Зато сейчас у него полно времени, надо чем-то занять себя, отвлечь до завтрашнего утра, когда круговерть начнется по новой. В землю лягут сразу двое, а послезавтра… Стас сел на край ванны, расстегнул «молнию» на белой сумке. Косметичка, ключи на брелке, кошелек, мобильник с севшим аккумулятором, документы, помада, россыпь мелочи… Стас по очереди достал их из сумки, повертел в руках и убрал обратно. На кухне засвистел чайник. Стас выключил газ, налил полную чашку кипятка и вернулся в ванную. Все это надо отдать родителям Марины, ему это ни к чему. Или убрать подальше, чтобы потом, через год или больше, достать, вспомнить… Дожить бы. Да только зачем теперь?
Стас держал в руках небольшой белый конверт из плотной бумаги – он выпал из тонкой брошюрки. Открыл его, достал карточку и пригляделся к строкам, написанным мелким острым почерком, но ничего не понял. Термины, цифры перемежались обычными, человеческими словами. Стас поднес листок к глазам, но так и не смог разобрать смысл написанного. Зато разглядел дату – под пятью предложениями стояло вчерашнее число.

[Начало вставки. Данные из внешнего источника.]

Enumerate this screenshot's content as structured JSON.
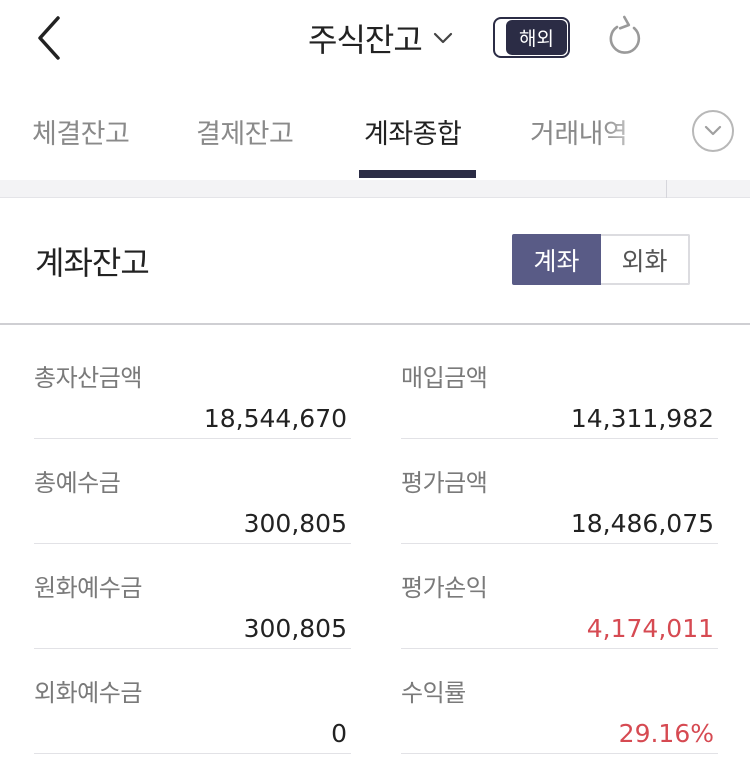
{
  "header": {
    "title": "주식잔고",
    "toggle_label": "해외"
  },
  "tabs": [
    {
      "label": "체결잔고",
      "active": false
    },
    {
      "label": "결제잔고",
      "active": false
    },
    {
      "label": "계좌종합",
      "active": true
    },
    {
      "label": "거래내역",
      "active": false
    }
  ],
  "section": {
    "title": "계좌잔고",
    "segments": [
      "계좌",
      "외화"
    ],
    "selected_segment": "계좌"
  },
  "summary": {
    "left": [
      {
        "label": "총자산금액",
        "value": "18,544,670"
      },
      {
        "label": "총예수금",
        "value": "300,805"
      },
      {
        "label": "원화예수금",
        "value": "300,805"
      },
      {
        "label": "외화예수금",
        "value": "0"
      }
    ],
    "right": [
      {
        "label": "매입금액",
        "value": "14,311,982"
      },
      {
        "label": "평가금액",
        "value": "18,486,075"
      },
      {
        "label": "평가손익",
        "value": "4,174,011"
      },
      {
        "label": "수익률",
        "value": "29.16%"
      }
    ]
  },
  "colors": {
    "primary": "#2b2c45",
    "segment_active": "#595b86",
    "positive": "#d64a52"
  },
  "icons": [
    "back-arrow-icon",
    "chevron-down-icon",
    "refresh-icon",
    "more-chevron-icon"
  ]
}
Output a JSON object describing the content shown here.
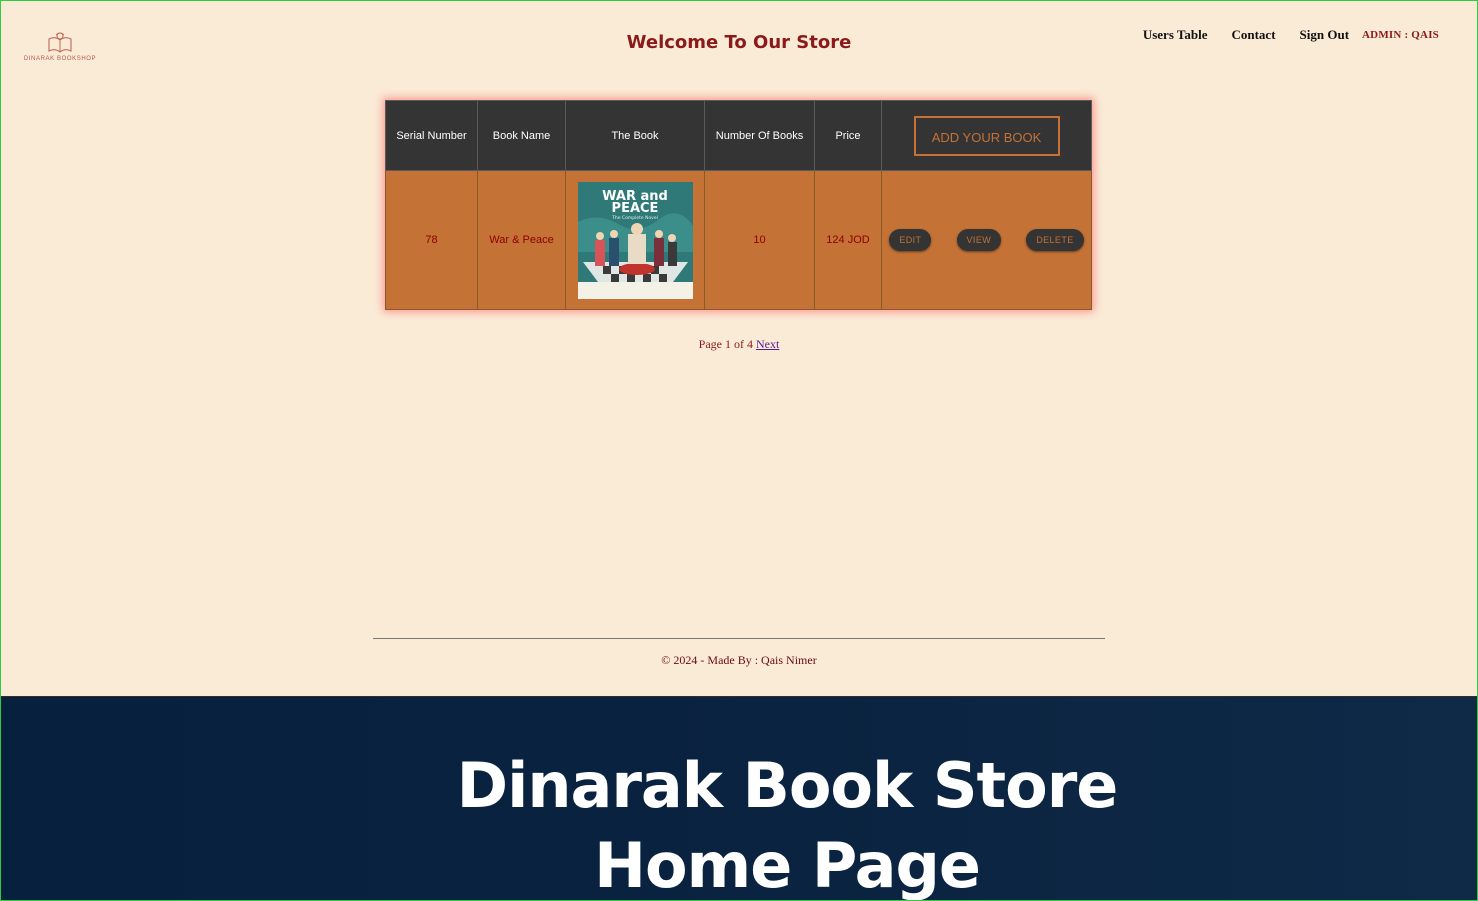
{
  "header": {
    "logo_text": "DINARAK BOOKSHOP",
    "title": "Welcome To Our Store",
    "nav": {
      "users_table": "Users Table",
      "contact": "Contact",
      "sign_out": "Sign Out",
      "admin": "ADMIN : QAIS"
    }
  },
  "table": {
    "columns": [
      "Serial Number",
      "Book Name",
      "The Book",
      "Number Of Books",
      "Price"
    ],
    "add_button": "ADD YOUR BOOK",
    "rows": [
      {
        "serial": "78",
        "name": "War & Peace",
        "cover": {
          "title_line1": "WAR and",
          "title_line2": "PEACE",
          "subtitle": "The Complete Novel"
        },
        "count": "10",
        "price": "124 JOD",
        "actions": {
          "edit": "EDIT",
          "view": "VIEW",
          "delete": "DELETE"
        }
      }
    ]
  },
  "pagination": {
    "text": "Page 1 of 4",
    "next": "Next"
  },
  "footer": {
    "text": "© 2024 - Made By : Qais Nimer"
  },
  "banner": {
    "line1": "Dinarak Book Store",
    "line2": "Home Page"
  },
  "colors": {
    "page_bg": "#faebd7",
    "header_bg": "#343434",
    "row_bg": "#c47236",
    "accent_text": "#8b1a1a",
    "banner_bg": "#0a2340"
  }
}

Оборотную сторону медицинской формы заполнял кто-то другой, здесь все читалось отчетливо, так отчетливо, что не помешал ни померкший свет, ни сгустившийся перед глазами туман. «Диагноз: беременность четыре недели, полноценная, патологии не выявлено». И направление в женскую консультацию для постановки на учет, выданное на имя Нестеровой Марины Викторовны. На черно-белый, как штрихкод, квадратик распечатки Стас глянул только один раз, убрал его в сумку и ушел на кухню. И сидел перед окном почти до утра, слушая, как шумит начавшийся сразу после полуночи дождь.
Он лил целый день – ровный, монотонный, с серого низкого неба. Оскальзываясь на мокрой траве, Стас подошел к краю могилы, бросил в нее цветы. На обитую бордовой тканью крышку гроба полетели комья мокрой земли, и над могилой за несколько минут вырос аккуратный холмик. Сверху воткнули деревянный крест с фотографией отца и двумя датами под ней. Стас перекрестился, развернулся и зашагал к воротам кладбища. Зонт он бросил на заднее сиденье «Тойоты» рядом с букетом из восьми крупных снежно-белых роз, любимых цветов Марины. Сведенные, как судорогой, скулы, головная боль, звон в ушах уже стали привычными, и Стасу казалось, что исчезни они, и он без сил упадет на ровном месте. Боль подгоняла, не давала остановиться, заставляла действовать. Идти, бежать, ехать – все, что угодно, только не стоять на месте. И он ехал так быстро, как мог, но не успел – две мелких аварии надежно перекрыли проспект, поток машин еле полз, повинуясь жестам мокрого злого регулировщика.